And that’s a point made by David M. Raup in Extinction: Bad Genes or Bad Luck? ** The neighborhood continues with different occupants. I can think of my own childhood neighborhood; all the original occupants are now gone, moved or passed away, replaced by different occupants. You can say that mammals generally took over the neighborhood from the dinosaurs in the same manner and that our species has moved into the Neanderthals’ neighborhoods.
Species occupying the same neighborhood at different times—and maybe, because the Denisovans seemed to have intermixed with the Neanderthals at the same time—makes me think of how different ideas seem to occupy the same brain. The cave of the skull isn’t a home for a single idea-species. And there’s a reason: No one has yet discovered a philosophy that answers all our questions with finality. In addition, most of our ideas are tinged with emotion and assumption. Go ahead: Convince me that you hold the same ideas in the same way you held them in your younger days.
Ideas keep moving into and out of our brains as we find their weaknesses in contradictions and incompleteness, discover other ideas, or merely abandon on a whim what we once held to be true.
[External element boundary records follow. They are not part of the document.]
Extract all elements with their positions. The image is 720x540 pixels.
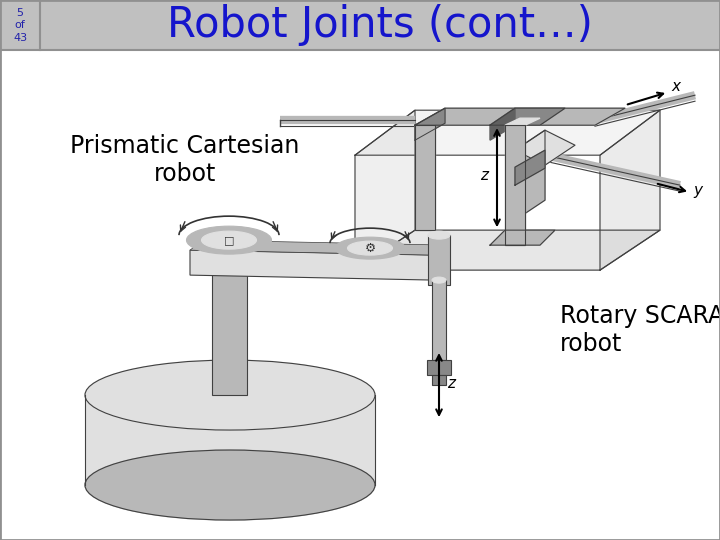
- Ellipse shape: [202, 231, 256, 249]
- Bar: [432, 280, 446, 360]
- Polygon shape: [515, 130, 575, 165]
- Text: z: z: [480, 168, 488, 183]
- Polygon shape: [490, 108, 515, 140]
- Polygon shape: [415, 125, 435, 230]
- Polygon shape: [355, 230, 660, 270]
- Text: Robot Joints (cont…): Robot Joints (cont…): [167, 4, 593, 46]
- Polygon shape: [415, 108, 445, 140]
- Ellipse shape: [186, 226, 271, 254]
- Ellipse shape: [85, 360, 375, 430]
- Polygon shape: [355, 110, 415, 270]
- Ellipse shape: [432, 277, 446, 283]
- Bar: [212, 265, 247, 395]
- Ellipse shape: [335, 237, 405, 259]
- Polygon shape: [432, 375, 446, 385]
- Polygon shape: [515, 150, 545, 185]
- Polygon shape: [600, 110, 660, 270]
- Text: Rotary SCARA
robot: Rotary SCARA robot: [560, 304, 720, 356]
- Ellipse shape: [85, 450, 375, 520]
- Text: □: □: [224, 235, 234, 245]
- Ellipse shape: [212, 259, 246, 271]
- Ellipse shape: [348, 241, 392, 255]
- Polygon shape: [515, 130, 545, 220]
- Polygon shape: [490, 230, 555, 245]
- Polygon shape: [505, 118, 540, 125]
- Ellipse shape: [428, 231, 450, 239]
- Polygon shape: [85, 395, 375, 485]
- Polygon shape: [190, 240, 448, 255]
- Polygon shape: [355, 110, 660, 155]
- Polygon shape: [190, 250, 435, 280]
- Text: y: y: [693, 183, 702, 198]
- Text: 5
of
43: 5 of 43: [13, 8, 27, 43]
- Bar: [428, 235, 450, 285]
- Polygon shape: [490, 108, 565, 125]
- Polygon shape: [415, 108, 625, 125]
- Polygon shape: [427, 360, 451, 375]
- Text: z: z: [447, 376, 455, 391]
- Polygon shape: [505, 125, 525, 245]
- Text: x: x: [671, 79, 680, 94]
- Text: ⚙: ⚙: [364, 241, 376, 255]
- Text: Prismatic Cartesian
robot: Prismatic Cartesian robot: [71, 134, 300, 186]
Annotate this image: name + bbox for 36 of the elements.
The occupants of the brain’s neighborhood change. The houses—or the caves or rock shelters—appear to be the same, but inside the occupants differ from those who first built and occupied them.
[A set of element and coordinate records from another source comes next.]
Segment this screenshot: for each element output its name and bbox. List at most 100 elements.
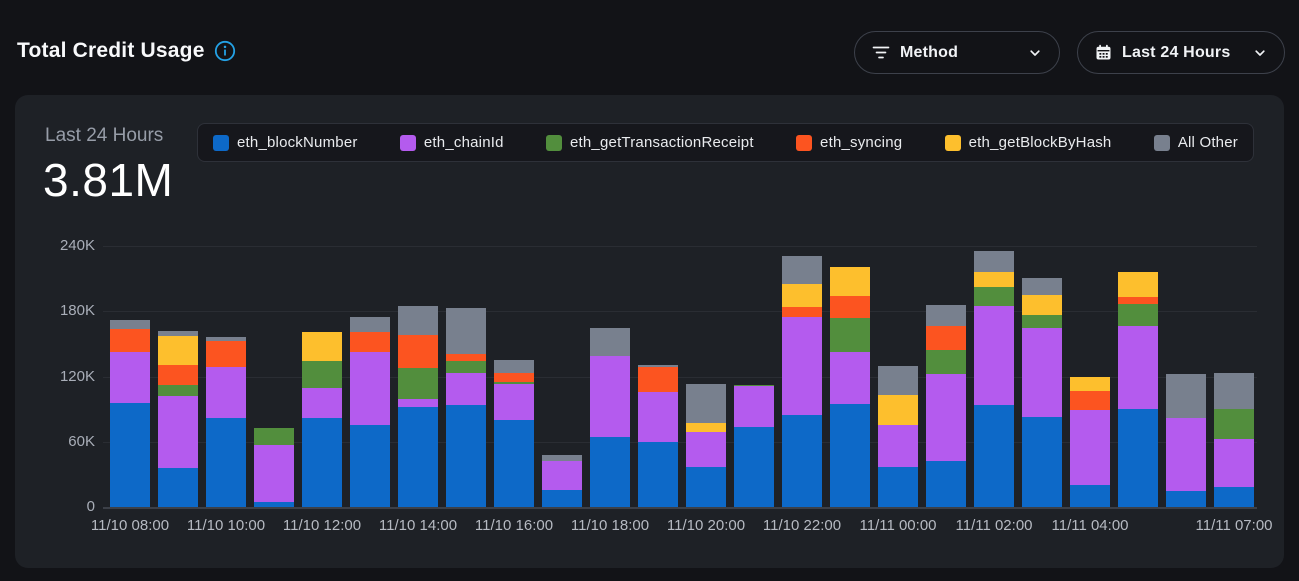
- bar-segment-eth_getTransactionReceipt[interactable]: [1118, 303, 1158, 327]
- bar-segment-eth_getBlockByHash[interactable]: [782, 284, 822, 307]
- bar-segment-eth_blockNumber[interactable]: [110, 402, 150, 507]
- bar-segment-All-Other[interactable]: [1022, 277, 1062, 295]
- bar-segment-eth_getTransactionReceipt[interactable]: [974, 287, 1014, 306]
- bar-segment-eth_getTransactionReceipt[interactable]: [254, 427, 294, 446]
- bar-segment-All-Other[interactable]: [782, 255, 822, 285]
- bar-segment-eth_getBlockByHash[interactable]: [1022, 294, 1062, 315]
- bar-segment-eth_syncing[interactable]: [1070, 390, 1110, 411]
- bar-segment-All-Other[interactable]: [158, 330, 198, 337]
- bar-segment-eth_blockNumber[interactable]: [1022, 416, 1062, 507]
- legend-item-eth_getTransactionReceipt[interactable]: eth_getTransactionReceipt: [545, 134, 754, 151]
- bar-segment-All-Other[interactable]: [494, 360, 534, 374]
- bar-segment-eth_chainId[interactable]: [974, 305, 1014, 405]
- bar-segment-All-Other[interactable]: [590, 327, 630, 356]
- bar-segment-eth_syncing[interactable]: [494, 373, 534, 382]
- bar-segment-eth_chainId[interactable]: [350, 351, 390, 426]
- bar-segment-eth_blockNumber[interactable]: [1214, 487, 1254, 507]
- bar-segment-eth_chainId[interactable]: [878, 425, 918, 467]
- bar-segment-eth_chainId[interactable]: [590, 355, 630, 438]
- legend-item-eth_blockNumber[interactable]: eth_blockNumber: [213, 134, 358, 151]
- bar-segment-eth_blockNumber[interactable]: [1118, 409, 1158, 507]
- bar-segment-eth_blockNumber[interactable]: [878, 466, 918, 507]
- bar-segment-eth_getTransactionReceipt[interactable]: [734, 385, 774, 387]
- bar-segment-eth_chainId[interactable]: [1022, 327, 1062, 417]
- bar[interactable]: [1118, 272, 1158, 507]
- bar-segment-eth_getBlockByHash[interactable]: [830, 266, 870, 297]
- bar-segment-All-Other[interactable]: [1214, 373, 1254, 410]
- bar-segment-eth_syncing[interactable]: [110, 328, 150, 352]
- bar-segment-All-Other[interactable]: [926, 304, 966, 327]
- bar-segment-eth_getBlockByHash[interactable]: [1070, 376, 1110, 391]
- bar-segment-eth_chainId[interactable]: [302, 388, 342, 418]
- bar[interactable]: [1214, 373, 1254, 507]
- bar-segment-eth_syncing[interactable]: [638, 366, 678, 392]
- bar-segment-eth_syncing[interactable]: [158, 364, 198, 386]
- bar[interactable]: [446, 308, 486, 507]
- bar-segment-eth_blockNumber[interactable]: [782, 414, 822, 507]
- bar-segment-eth_chainId[interactable]: [686, 431, 726, 467]
- bar-segment-eth_syncing[interactable]: [446, 353, 486, 362]
- bar-segment-eth_syncing[interactable]: [782, 306, 822, 317]
- bar-segment-eth_blockNumber[interactable]: [206, 417, 246, 507]
- bar[interactable]: [590, 327, 630, 507]
- bar-segment-eth_chainId[interactable]: [446, 373, 486, 405]
- bar-segment-eth_chainId[interactable]: [1118, 326, 1158, 410]
- bar-segment-eth_chainId[interactable]: [1070, 410, 1110, 486]
- bar-segment-eth_getTransactionReceipt[interactable]: [158, 385, 198, 397]
- legend-item-eth_getBlockByHash[interactable]: eth_getBlockByHash: [944, 134, 1112, 151]
- bar-segment-All-Other[interactable]: [974, 251, 1014, 273]
- bar-segment-eth_blockNumber[interactable]: [398, 406, 438, 507]
- bar[interactable]: [638, 364, 678, 507]
- bar-segment-eth_chainId[interactable]: [1214, 438, 1254, 488]
- bar[interactable]: [158, 330, 198, 507]
- bar-segment-eth_chainId[interactable]: [638, 391, 678, 442]
- bar-segment-eth_chainId[interactable]: [110, 351, 150, 403]
- bar[interactable]: [734, 385, 774, 507]
- bar-segment-All-Other[interactable]: [878, 365, 918, 396]
- bar-segment-eth_chainId[interactable]: [542, 461, 582, 490]
- bar-segment-eth_getTransactionReceipt[interactable]: [1214, 409, 1254, 439]
- bar[interactable]: [110, 319, 150, 507]
- bar[interactable]: [302, 331, 342, 507]
- bar[interactable]: [542, 454, 582, 507]
- bar-segment-eth_syncing[interactable]: [1118, 297, 1158, 304]
- bar-segment-eth_syncing[interactable]: [926, 326, 966, 351]
- legend-item-eth_syncing[interactable]: eth_syncing: [796, 134, 902, 151]
- bar-segment-eth_chainId[interactable]: [830, 351, 870, 404]
- bar[interactable]: [686, 384, 726, 507]
- bar-segment-eth_blockNumber[interactable]: [734, 426, 774, 507]
- bar-segment-eth_getBlockByHash[interactable]: [686, 423, 726, 432]
- bar-segment-All-Other[interactable]: [350, 316, 390, 332]
- bar-segment-All-Other[interactable]: [398, 305, 438, 336]
- bar-segment-eth_chainId[interactable]: [494, 384, 534, 420]
- bar-segment-eth_syncing[interactable]: [830, 296, 870, 318]
- bar-segment-eth_getTransactionReceipt[interactable]: [446, 361, 486, 374]
- bar-segment-eth_chainId[interactable]: [206, 366, 246, 418]
- bar-segment-All-Other[interactable]: [206, 337, 246, 341]
- bar-segment-eth_blockNumber[interactable]: [302, 417, 342, 507]
- bar-segment-eth_getTransactionReceipt[interactable]: [830, 317, 870, 352]
- bar-segment-eth_getTransactionReceipt[interactable]: [926, 350, 966, 375]
- bar-segment-eth_getBlockByHash[interactable]: [1118, 272, 1158, 298]
- bar-segment-eth_blockNumber[interactable]: [830, 403, 870, 507]
- bar-segment-eth_blockNumber[interactable]: [1166, 490, 1206, 507]
- bar-segment-All-Other[interactable]: [542, 454, 582, 462]
- bar-segment-eth_syncing[interactable]: [350, 331, 390, 352]
- bar-segment-eth_getTransactionReceipt[interactable]: [302, 361, 342, 389]
- bar-segment-All-Other[interactable]: [110, 319, 150, 329]
- info-icon[interactable]: [214, 40, 236, 62]
- bar[interactable]: [254, 427, 294, 507]
- bar-segment-eth_blockNumber[interactable]: [494, 420, 534, 507]
- bar[interactable]: [350, 316, 390, 507]
- bar-segment-eth_getTransactionReceipt[interactable]: [494, 381, 534, 385]
- method-dropdown[interactable]: Method: [854, 31, 1060, 74]
- bar-segment-eth_getTransactionReceipt[interactable]: [398, 367, 438, 400]
- bar-segment-eth_getBlockByHash[interactable]: [974, 272, 1014, 288]
- bar-segment-eth_blockNumber[interactable]: [158, 467, 198, 507]
- bar-segment-eth_getBlockByHash[interactable]: [158, 336, 198, 365]
- bar-segment-eth_syncing[interactable]: [206, 340, 246, 367]
- bar[interactable]: [878, 365, 918, 507]
- bar-segment-eth_blockNumber[interactable]: [446, 404, 486, 507]
- bar[interactable]: [1022, 277, 1062, 507]
- bar-segment-eth_blockNumber[interactable]: [350, 425, 390, 507]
Do some archaeological digging in that Cave of the Skull you carry around, that portable neighborhood. Do you see evidence for multiple occupations and for cross-breeding among idea-species?
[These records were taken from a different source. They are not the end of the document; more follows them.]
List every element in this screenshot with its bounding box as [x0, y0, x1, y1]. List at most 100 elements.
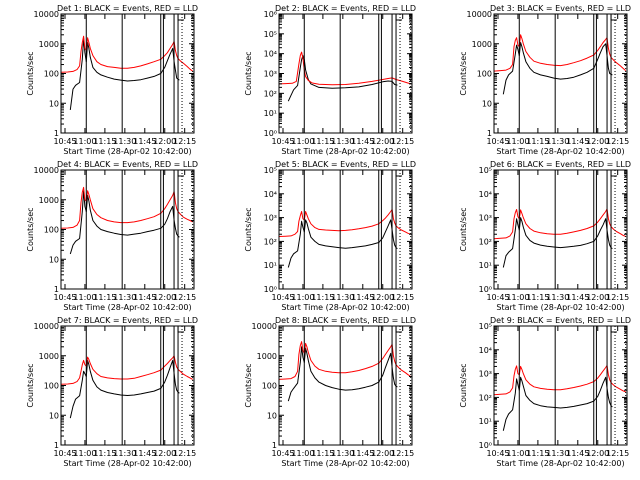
chart-panel-3: 1 10 100 1000 10000 10:4511:0011:1511:3011:45… [459, 4, 631, 156]
x-tick-label: 10:45 [271, 137, 294, 146]
x-tick-label: 12:00 [371, 293, 394, 302]
bracket-mark [177, 15, 185, 21]
x-tick-label: 11:30 [113, 449, 136, 458]
x-tick-label: 11:00 [291, 293, 314, 302]
y-tick-label: 10 [49, 411, 59, 420]
x-tick-label: 11:45 [133, 449, 156, 458]
bracket-mark [610, 15, 618, 21]
x-tick-label: 10:45 [271, 449, 294, 458]
panel-title: Det 8: BLACK = Events, RED = LLD [275, 316, 416, 325]
chart-panel-6: 10⁰ 10¹ 10² 10³ 10⁴ 10⁵ 10:4511:0011:1511:3011… [459, 160, 631, 312]
chart-panel-2: 10⁰ 10¹ 10² 10³ 10⁴ 10⁵ 10⁶ 10:4511:0011:1511:3… [244, 4, 416, 156]
y-axis-label: Counts/sec [244, 363, 253, 407]
x-tick-label: 10:45 [53, 293, 76, 302]
y-tick-label: 10⁵ [264, 166, 277, 175]
x-tick-label: 10:45 [271, 293, 294, 302]
x-tick-label: 11:15 [526, 293, 549, 302]
series-lld-line [60, 186, 193, 229]
x-tick-label: 11:00 [506, 137, 529, 146]
y-tick-label: 10³ [479, 370, 492, 379]
x-tick-label: 12:15 [173, 449, 196, 458]
x-tick-label: 11:30 [331, 137, 354, 146]
y-tick-label: 10 [49, 255, 59, 264]
y-tick-label: 10³ [264, 214, 277, 223]
x-tick-label: 12:00 [153, 293, 176, 302]
y-tick-label: 10² [479, 237, 492, 246]
x-tick-label: 11:00 [73, 293, 96, 302]
panel-title: Det 5: BLACK = Events, RED = LLD [275, 160, 416, 169]
x-tick-label: 11:00 [73, 137, 96, 146]
y-axis-label: Counts/sec [244, 51, 253, 95]
chart-panel-4: 1 10 100 1000 10000 10:4511:0011:1511:3011:45… [26, 160, 198, 312]
x-tick-label: 11:30 [113, 137, 136, 146]
x-tick-label: 11:45 [566, 137, 589, 146]
x-tick-label: 12:15 [391, 137, 414, 146]
x-tick-label: 11:45 [566, 293, 589, 302]
x-tick-label: 12:00 [586, 137, 609, 146]
y-tick-label: 10² [264, 89, 277, 98]
x-tick-label: 10:45 [486, 293, 509, 302]
x-axis-label: Start Time (28-Apr-02 10:42:00) [281, 303, 409, 312]
x-tick-label: 10:45 [53, 137, 76, 146]
y-tick-label: 100 [477, 70, 492, 79]
y-tick-label: 100 [44, 382, 59, 391]
y-tick-label: 10² [264, 237, 277, 246]
x-tick-label: 12:00 [153, 449, 176, 458]
x-tick-label: 12:15 [606, 137, 629, 146]
y-tick-label: 10¹ [479, 261, 492, 270]
x-tick-label: 12:15 [173, 293, 196, 302]
y-tick-label: 10⁰ [264, 285, 277, 294]
y-tick-label: 10⁴ [479, 190, 492, 199]
y-tick-label: 10000 [467, 10, 492, 19]
x-tick-label: 10:45 [486, 449, 509, 458]
x-axis-label: Start Time (28-Apr-02 10:42:00) [63, 303, 191, 312]
x-tick-label: 10:45 [53, 449, 76, 458]
y-tick-label: 1000 [39, 40, 59, 49]
plot-frame [493, 169, 628, 290]
y-tick-label: 10¹ [264, 261, 277, 270]
series-lld-line [278, 341, 411, 380]
y-axis-label: Counts/sec [459, 207, 468, 251]
x-tick-label: 12:15 [391, 293, 414, 302]
panel-title: Det 3: BLACK = Events, RED = LLD [490, 4, 631, 13]
y-tick-label: 10³ [264, 70, 277, 79]
x-tick-label: 12:00 [371, 137, 394, 146]
y-tick-label: 10² [479, 393, 492, 402]
x-axis-label: Start Time (28-Apr-02 10:42:00) [496, 459, 624, 468]
y-tick-label: 1 [54, 285, 59, 294]
y-tick-label: 10000 [252, 322, 277, 331]
panel-title: Det 2: BLACK = Events, RED = LLD [275, 4, 416, 13]
chart-panel-5: 10⁰ 10¹ 10² 10³ 10⁴ 10⁵ 10:4511:0011:1511:3011… [244, 160, 416, 312]
bracket-mark [395, 15, 403, 21]
y-tick-label: 10⁵ [479, 322, 492, 331]
y-axis-label: Counts/sec [26, 207, 35, 251]
y-tick-label: 10³ [479, 214, 492, 223]
y-tick-label: 10⁴ [479, 346, 492, 355]
y-tick-label: 10⁴ [264, 50, 277, 59]
x-tick-label: 11:30 [546, 293, 569, 302]
x-tick-label: 12:15 [606, 293, 629, 302]
y-tick-label: 10 [267, 411, 277, 420]
y-tick-label: 10⁵ [479, 166, 492, 175]
chart-panel-9: 10⁰ 10¹ 10² 10³ 10⁴ 10⁵ 10:4511:0011:1511:3011… [459, 316, 631, 468]
y-axis-label: Counts/sec [26, 51, 35, 95]
x-tick-label: 11:15 [526, 449, 549, 458]
x-tick-label: 11:45 [351, 449, 374, 458]
y-tick-label: 10000 [34, 10, 59, 19]
y-tick-label: 10⁰ [479, 441, 492, 450]
series-lld-line [493, 34, 627, 72]
y-tick-label: 10000 [34, 322, 59, 331]
chart-panel-1: 1 10 100 1000 10000 10:4511:0011:1511:3011:45… [26, 4, 198, 156]
bracket-mark [610, 327, 618, 333]
x-axis-label: Start Time (28-Apr-02 10:42:00) [496, 303, 624, 312]
y-tick-label: 10¹ [479, 417, 492, 426]
x-tick-label: 11:15 [93, 137, 116, 146]
y-tick-label: 1000 [472, 40, 492, 49]
y-axis-label: Counts/sec [459, 363, 468, 407]
x-tick-label: 11:45 [351, 137, 374, 146]
x-axis-label: Start Time (28-Apr-02 10:42:00) [281, 459, 409, 468]
series-lld-line [493, 365, 626, 396]
y-tick-label: 10000 [34, 166, 59, 175]
y-axis-label: Counts/sec [26, 363, 35, 407]
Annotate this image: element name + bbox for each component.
* SCINEWS, Denisovans and Neanderthals Lived in Denisova Cave for Thousands of Years. 31 Jan 2019. Online at http://www.sci-news.com/archaeology/denisovans-neanderthals-denisova-cave-06864.html
See also: Zenobia Jacobs et al. 2019. Timing of archaic hominin occupation of Denisova Cave in southern Siberia. Nature 565: 594-599; doi: 10.1038/s41586-018-0843-2
Katerina Douka et al. 2019. Age estimates for hominin fossils and the onset of the Upper Palaeolithic at Denisova Cave. Nature 565: 640-644; doi: 10.1038/s41586-018-0870-z
**W. W. Norton & Company, New York, 1991.